Do you or your company have a product or process that you’ve been developing for some time but have yet to patent? If so, a new law could considerably affect your ability to patent.
In 2011, Congress passed the America Invents Act (AIA), with the provisions of the act to be amended over time. The most significant provision takes effect on March 16, switching the U.S. patent system from a first to invent paradigm to a first to file paradigm. This change brings U.S. patent laws in this regard in line with those of almost every other industrialized nation.

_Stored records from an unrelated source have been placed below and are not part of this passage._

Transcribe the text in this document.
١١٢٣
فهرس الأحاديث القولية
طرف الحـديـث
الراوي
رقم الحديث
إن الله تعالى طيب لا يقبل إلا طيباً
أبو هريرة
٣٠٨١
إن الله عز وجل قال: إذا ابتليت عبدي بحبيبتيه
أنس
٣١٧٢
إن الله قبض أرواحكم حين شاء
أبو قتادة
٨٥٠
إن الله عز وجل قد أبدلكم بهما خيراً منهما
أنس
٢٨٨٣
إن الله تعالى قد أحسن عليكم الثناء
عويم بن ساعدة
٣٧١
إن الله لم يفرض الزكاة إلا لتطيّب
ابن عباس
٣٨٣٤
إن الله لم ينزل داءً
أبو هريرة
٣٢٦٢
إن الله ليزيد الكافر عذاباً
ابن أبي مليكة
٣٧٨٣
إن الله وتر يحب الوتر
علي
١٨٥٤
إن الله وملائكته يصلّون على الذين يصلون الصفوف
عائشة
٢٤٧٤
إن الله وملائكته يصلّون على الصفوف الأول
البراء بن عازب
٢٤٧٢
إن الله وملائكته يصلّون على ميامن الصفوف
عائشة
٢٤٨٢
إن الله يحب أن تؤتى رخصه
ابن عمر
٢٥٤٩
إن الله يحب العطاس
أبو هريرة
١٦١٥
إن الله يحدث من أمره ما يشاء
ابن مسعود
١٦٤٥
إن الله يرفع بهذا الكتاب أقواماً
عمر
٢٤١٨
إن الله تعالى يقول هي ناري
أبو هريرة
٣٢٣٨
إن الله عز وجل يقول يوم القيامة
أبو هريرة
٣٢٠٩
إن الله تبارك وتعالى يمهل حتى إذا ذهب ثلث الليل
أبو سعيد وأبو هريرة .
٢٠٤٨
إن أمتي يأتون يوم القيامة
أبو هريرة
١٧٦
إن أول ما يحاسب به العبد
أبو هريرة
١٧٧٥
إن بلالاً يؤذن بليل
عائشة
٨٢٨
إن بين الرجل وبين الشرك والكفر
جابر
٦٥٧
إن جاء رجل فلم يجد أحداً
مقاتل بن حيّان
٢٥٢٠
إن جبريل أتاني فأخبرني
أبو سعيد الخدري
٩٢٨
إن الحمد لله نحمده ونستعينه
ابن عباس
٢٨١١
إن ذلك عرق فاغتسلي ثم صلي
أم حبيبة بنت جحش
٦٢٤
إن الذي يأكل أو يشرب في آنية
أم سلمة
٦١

Under the old paradigm, the pertinent consideration in awarding a patent to one person over another was when the inventor first conceived of his or her invention. Conception of an invention occurs the first time an inventor mentally envisions the invention: in other words, the “ah ha” moment. At this moment, the inventor might not know exactly how the invention will work or be implemented, but the invention is formulated in her mind to a sufficient degree. It is considered a sufficient degree if the details of the invention can be disclosed to someone of at least average skill in the particular field to which the invention pertains, and this person could, through the development process, make or implement the invention.
After conception, an inventor is required to reduce the invention to practice. This can be accomplished in one of two ways: by actually making or implementing the invention or by filing a patent application. Providing the inventor is diligent in developing the invention from conception through reduction to practice and files a patent application, she will be awarded a patent over co-pending applications by inventors who later conceived of a similar invention. The foregoing is the case even if the other inventors actually filed a patent application first.
All this changes on March 16, when only the inventor who first files a patent application on a particular invention will be eligible for a patent. If you file your application on March 17, it will not matter at all that you have been working on the invention diligently for years. Rather, someone else who first conceived of the same invention independently of you only a month ago, but files a patent application before you on March 16, will be awarded the patent.
The new first to file paradigm will change the inventing process in the United States. For instance, in my firm’s practice, we will be recommending that clients file patent applications sooner rather than later, even if there are a few bugs to be worked out in a particular invention. In the past we often recommended the inventor perfect his invention before filing, since the filing date was not wholly determinative of patent priority. If the invention changes after the application is filed, an additional sibling application can be filed to incorporate any new or different features. Inventors will also be encouraged to more quickly reduce an invention to practice, compressing development times as much as possible.
For smaller companies and independent inventors, the new paradigm may prove more costly, requiring more resources to be expended on development and requiring filing of additional patent applications as a new product morphs into a final design during development. Certainly, these changes favor larger entities with substantial product development and legal budgets. However, large companies are also often bureaucratic in nature and take longer than they should to accomplish even the most sensible tasks, so their new-found advantage may not be fully realized.
Nevertheless, this column is a call to action for any company or individual that has a product or process that they have been developing for some time to consider filing a patent application on the invention before March 16, thereby preserving first to invent status for the invention.
As the lead times in drafting a patent application can be significant, the sooner you discuss your situation with a competent patent attorney the better. Filing before March 16 instead of after could make all the difference in whether you can ultimately receive patent protection.